Вовки, по-видимому, ещё нет на свете, папа на диване в столовой читает газету, мама на кровати – книгу.
Беру с этажерки увесистый том и начинаю читать название. Забираюсь то к папе на диван, то к маме на кровать, нахожу нужную букву и спрашиваю:
– Это какая буква? А эта?
– Не мешай, Лана, «р», ты всё равно не запомнишь.
– Почему не запомню? А эта? Пап, осталось всего три буковки!
Потом пришла с книгой.
– Что такое «диалектический материализм»?
Папу будто ветром подняло с дивана, как он хохотал! А мама не поверила, что я сама прочла, она решила, что мы с папой её разыграли.
Но сейчас я должна уже сидеть за партой, только где та парта!

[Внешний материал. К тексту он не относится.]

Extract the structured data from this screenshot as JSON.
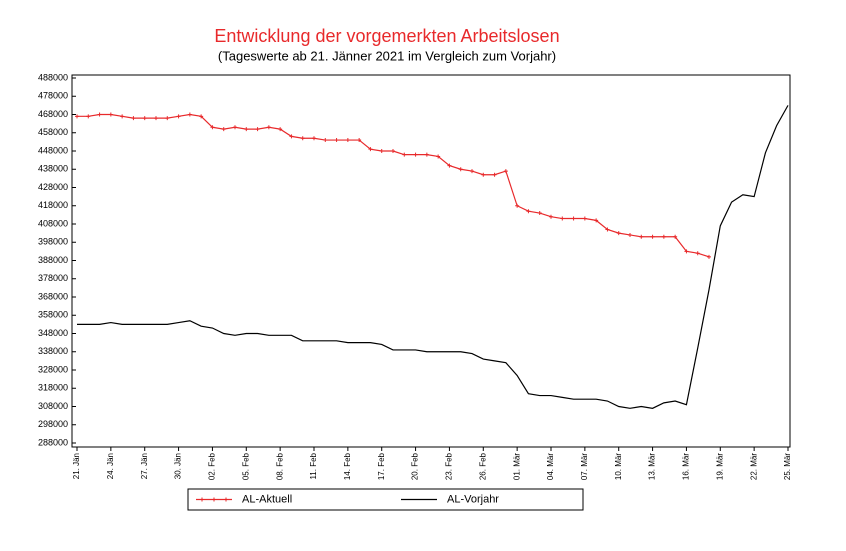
{
  "chart_data": {
    "type": "line",
    "title": "Entwicklung der vorgemerkten Arbeitslosen",
    "subtitle": "(Tageswerte ab 21. Jänner 2021  im Vergleich zum Vorjahr)",
    "categories": [
      "21. Jän",
      null,
      null,
      "24. Jän",
      null,
      null,
      "27. Jän",
      null,
      null,
      "30. Jän",
      null,
      null,
      "02. Feb",
      null,
      null,
      "05. Feb",
      null,
      null,
      "08. Feb",
      null,
      null,
      "11. Feb",
      null,
      null,
      "14. Feb",
      null,
      null,
      "17. Feb",
      null,
      null,
      "20. Feb",
      null,
      null,
      "23. Feb",
      null,
      null,
      "26. Feb",
      null,
      null,
      "01. Mär",
      null,
      null,
      "04. Mär",
      null,
      null,
      "07. Mär",
      null,
      null,
      "10. Mär",
      null,
      null,
      "13. Mär",
      null,
      null,
      "16. Mär",
      null,
      null,
      "19. Mär",
      null,
      null,
      "22. Mär",
      null,
      null,
      "25. Mär"
    ],
    "series": [
      {
        "name": "AL-Aktuell",
        "color": "#e8292b",
        "markers": true,
        "values": [
          467000,
          467000,
          468000,
          468000,
          467000,
          466000,
          466000,
          466000,
          466000,
          467000,
          468000,
          467000,
          461000,
          460000,
          461000,
          460000,
          460000,
          461000,
          460000,
          456000,
          455000,
          455000,
          454000,
          454000,
          454000,
          454000,
          449000,
          448000,
          448000,
          446000,
          446000,
          446000,
          445000,
          440000,
          438000,
          437000,
          435000,
          435000,
          437000,
          418000,
          415000,
          414000,
          412000,
          411000,
          411000,
          411000,
          410000,
          405000,
          403000,
          402000,
          401000,
          401000,
          401000,
          401000,
          393000,
          392000,
          390000,
          null,
          null,
          null,
          null,
          null,
          null,
          null
        ]
      },
      {
        "name": "AL-Vorjahr",
        "color": "#000000",
        "markers": false,
        "values": [
          353000,
          353000,
          353000,
          354000,
          353000,
          353000,
          353000,
          353000,
          353000,
          354000,
          355000,
          352000,
          351000,
          348000,
          347000,
          348000,
          348000,
          347000,
          347000,
          347000,
          344000,
          344000,
          344000,
          344000,
          343000,
          343000,
          343000,
          342000,
          339000,
          339000,
          339000,
          338000,
          338000,
          338000,
          338000,
          337000,
          334000,
          333000,
          332000,
          325000,
          315000,
          314000,
          314000,
          313000,
          312000,
          312000,
          312000,
          311000,
          308000,
          307000,
          308000,
          307000,
          310000,
          311000,
          309000,
          340000,
          372000,
          407000,
          420000,
          424000,
          423000,
          447000,
          462000,
          473000
        ]
      }
    ],
    "ylim": [
      288000,
      488000
    ],
    "yticks": [
      288000,
      298000,
      308000,
      318000,
      328000,
      338000,
      348000,
      358000,
      368000,
      378000,
      388000,
      398000,
      408000,
      418000,
      428000,
      438000,
      448000,
      458000,
      468000,
      478000,
      488000
    ],
    "grid": false
  }
}
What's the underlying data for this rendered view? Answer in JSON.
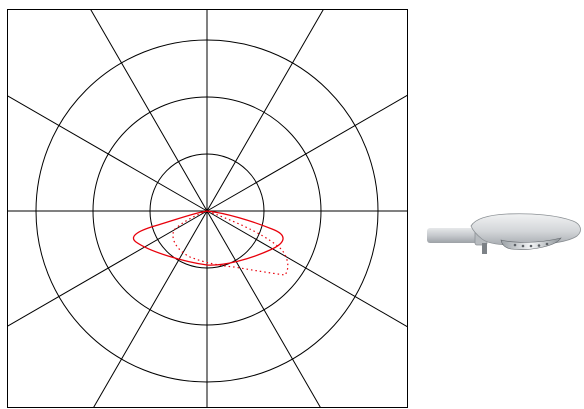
{
  "diagram": {
    "type": "polar-light-distribution",
    "ring_count": 3,
    "radial_line_step_deg": 30,
    "colors": {
      "grid": "#000000",
      "curve_solid": "#e8000b",
      "curve_dotted": "#e8000b",
      "background": "#ffffff"
    },
    "curves": [
      {
        "style": "solid"
      },
      {
        "style": "dotted"
      }
    ]
  },
  "luminaire": {
    "icon": "street-luminaire-icon",
    "colors": {
      "body": "#d7d9dc",
      "arm": "#c9ccd0",
      "lamp_glass": "#8f9499",
      "shadow": "#6f7378"
    }
  }
}
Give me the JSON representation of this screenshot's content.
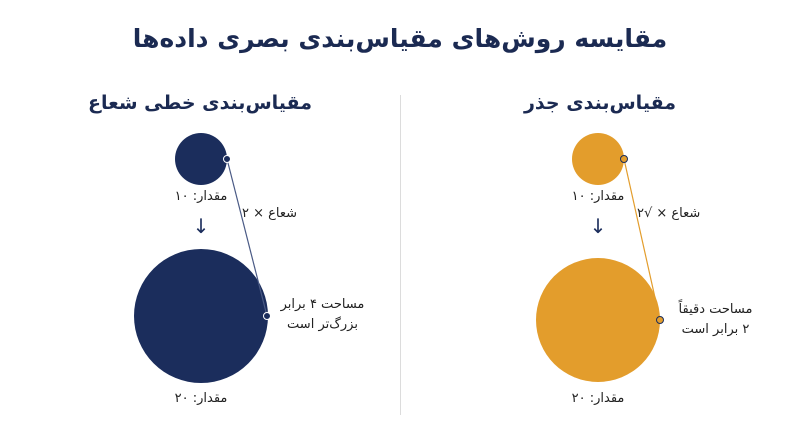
{
  "title": "مقایسه روش‌های مقیاس‌بندی بصری داده‌ها",
  "colors": {
    "navy": "#1b2d5c",
    "orange": "#e39d2c",
    "line": "#6c7ea8"
  },
  "left_panel": {
    "heading": "مقیاس‌بندی خطی شعاع",
    "small_value_label": "مقدار: ۱۰",
    "large_value_label": "مقدار: ۲۰",
    "radius_label": "شعاع × ۲",
    "area_note_line1": "مساحت ۴ برابر",
    "area_note_line2": "بزرگ‌تر است"
  },
  "right_panel": {
    "heading": "مقیاس‌بندی جذر",
    "small_value_label": "مقدار: ۱۰",
    "large_value_label": "مقدار: ۲۰",
    "radius_label": "شعاع × √۲",
    "area_note_line1": "مساحت دقیقاً",
    "area_note_line2": "۲ برابر است"
  },
  "arrow_glyph": "↓"
}
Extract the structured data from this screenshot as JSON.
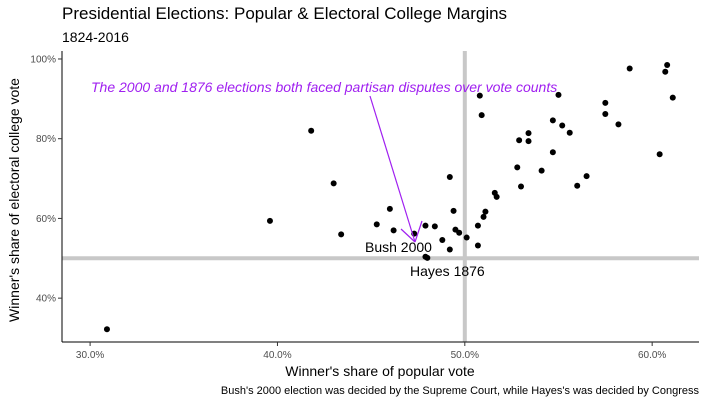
{
  "chart_data": {
    "type": "scatter",
    "title": "Presidential Elections: Popular & Electoral College Margins",
    "subtitle": "1824-2016",
    "xlabel": "Winner's share of popular vote",
    "ylabel": "Winner's share of electoral college vote",
    "caption": "Bush's 2000 election was decided by the Supreme Court, while Hayes's was decided by Congress",
    "xlim": [
      0.285,
      0.625
    ],
    "ylim": [
      0.29,
      1.02
    ],
    "x_ticks": [
      0.3,
      0.4,
      0.5,
      0.6
    ],
    "x_tick_labels": [
      "30.0%",
      "40.0%",
      "50.0%",
      "60.0%"
    ],
    "y_ticks": [
      0.4,
      0.6,
      0.8,
      1.0
    ],
    "y_tick_labels": [
      "40%",
      "60%",
      "80%",
      "100%"
    ],
    "reference_lines": {
      "x": 0.5,
      "y": 0.5,
      "color": "#c8c8c8"
    },
    "point_color": "#000000",
    "annotation_color": "#a020f0",
    "annotation": {
      "text": "The 2000 and 1876 elections both faced partisan disputes over vote counts"
    },
    "labels": [
      {
        "text": "Bush 2000",
        "x": 0.479,
        "y": 0.504
      },
      {
        "text": "Hayes 1876",
        "x": 0.48,
        "y": 0.501
      }
    ],
    "points": [
      {
        "x": 0.309,
        "y": 0.322
      },
      {
        "x": 0.396,
        "y": 0.594
      },
      {
        "x": 0.418,
        "y": 0.82
      },
      {
        "x": 0.43,
        "y": 0.688
      },
      {
        "x": 0.434,
        "y": 0.56
      },
      {
        "x": 0.453,
        "y": 0.585
      },
      {
        "x": 0.46,
        "y": 0.624
      },
      {
        "x": 0.462,
        "y": 0.57
      },
      {
        "x": 0.473,
        "y": 0.562
      },
      {
        "x": 0.479,
        "y": 0.582
      },
      {
        "x": 0.479,
        "y": 0.504
      },
      {
        "x": 0.48,
        "y": 0.501
      },
      {
        "x": 0.484,
        "y": 0.58
      },
      {
        "x": 0.488,
        "y": 0.546
      },
      {
        "x": 0.492,
        "y": 0.522
      },
      {
        "x": 0.492,
        "y": 0.704
      },
      {
        "x": 0.494,
        "y": 0.619
      },
      {
        "x": 0.495,
        "y": 0.572
      },
      {
        "x": 0.497,
        "y": 0.564
      },
      {
        "x": 0.501,
        "y": 0.552
      },
      {
        "x": 0.507,
        "y": 0.532
      },
      {
        "x": 0.507,
        "y": 0.582
      },
      {
        "x": 0.508,
        "y": 0.908
      },
      {
        "x": 0.509,
        "y": 0.859
      },
      {
        "x": 0.51,
        "y": 0.604
      },
      {
        "x": 0.511,
        "y": 0.617
      },
      {
        "x": 0.516,
        "y": 0.664
      },
      {
        "x": 0.517,
        "y": 0.654
      },
      {
        "x": 0.528,
        "y": 0.728
      },
      {
        "x": 0.529,
        "y": 0.796
      },
      {
        "x": 0.53,
        "y": 0.68
      },
      {
        "x": 0.534,
        "y": 0.794
      },
      {
        "x": 0.534,
        "y": 0.814
      },
      {
        "x": 0.541,
        "y": 0.72
      },
      {
        "x": 0.547,
        "y": 0.766
      },
      {
        "x": 0.547,
        "y": 0.846
      },
      {
        "x": 0.55,
        "y": 0.91
      },
      {
        "x": 0.552,
        "y": 0.833
      },
      {
        "x": 0.556,
        "y": 0.815
      },
      {
        "x": 0.56,
        "y": 0.682
      },
      {
        "x": 0.565,
        "y": 0.706
      },
      {
        "x": 0.575,
        "y": 0.89
      },
      {
        "x": 0.575,
        "y": 0.862
      },
      {
        "x": 0.582,
        "y": 0.836
      },
      {
        "x": 0.588,
        "y": 0.976
      },
      {
        "x": 0.604,
        "y": 0.761
      },
      {
        "x": 0.607,
        "y": 0.968
      },
      {
        "x": 0.608,
        "y": 0.985
      },
      {
        "x": 0.611,
        "y": 0.903
      }
    ]
  }
}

Писать учила мама. Это было неинтересно, не то что читать, и моя пружина внутри не давала сидеть на месте. Но мама считала, что усидчивость можно воспитать, и полдня проходило в окриках:
– Сиди прямо! Пиши, опять ты остановилась и думаешь неизвестно о чём. Смотри, ты написала «карова», а нужно «корова».

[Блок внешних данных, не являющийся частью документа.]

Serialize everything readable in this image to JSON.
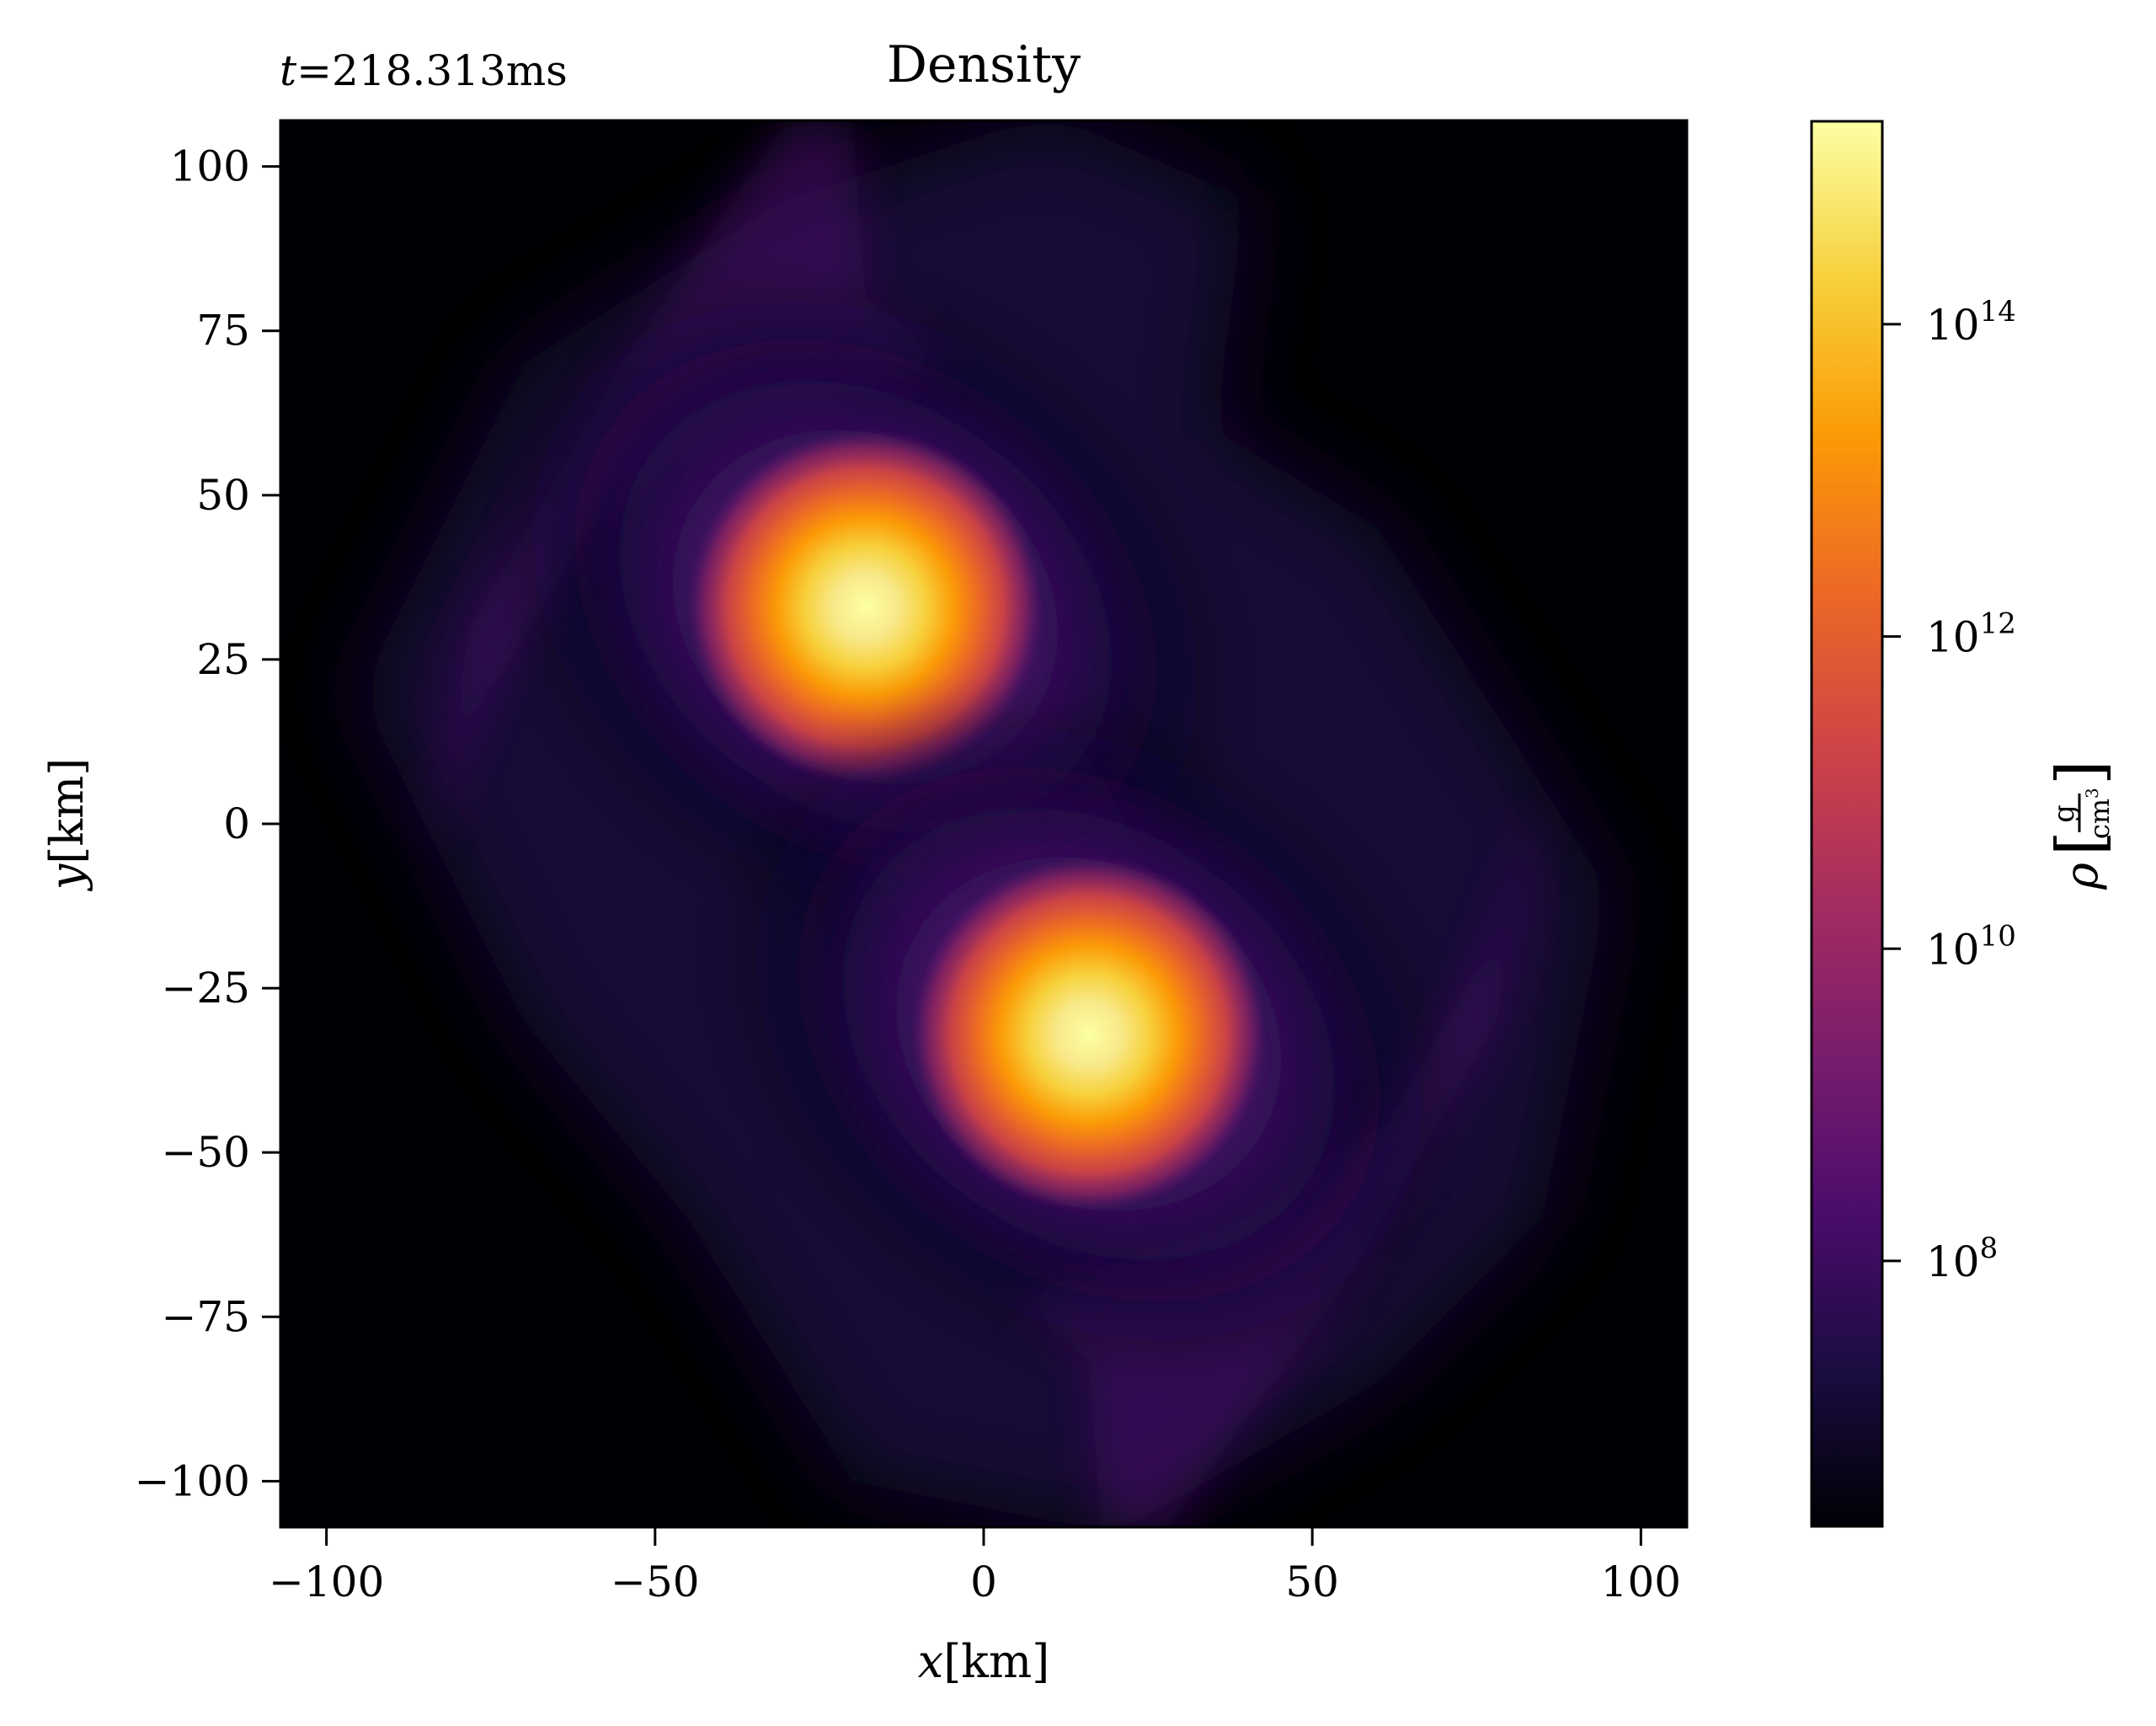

После урока меня выпускают во двор, и я веду на бал вереницу круглых серых камушков. Впереди король с королевой, следом пажи, потом фрейлины и просто люди…
Был даже детский сад, недолго, правда, но точно был.
Помню тревогу, разлитую в воздухе, и обрывки разговоров, когда взрослые думают, что дети если и услышат, то не поймут.
– Я не возьму их на вокзал, приду одна, потом скажу, что ты уехал. В четыре? Точно в четыре?
Неужели я могла не проводить своего папу на фронт! Как они могли подумать, что можно не взять меня, и всё!
Мне казалось потом, я чувствовала, что его не станет – и огромное место, которое он занимал в моей жизни, опустеет – навсегда, навсегда!
Я вышла за ворота детского сада и пошла к вокзалу. Спрашивала дорогу, мне отвечали, и никого не удивляло, что я, такая маленькая, иду на вокзал одна. Последние два-три квартала просто шла на звук духового оркестра.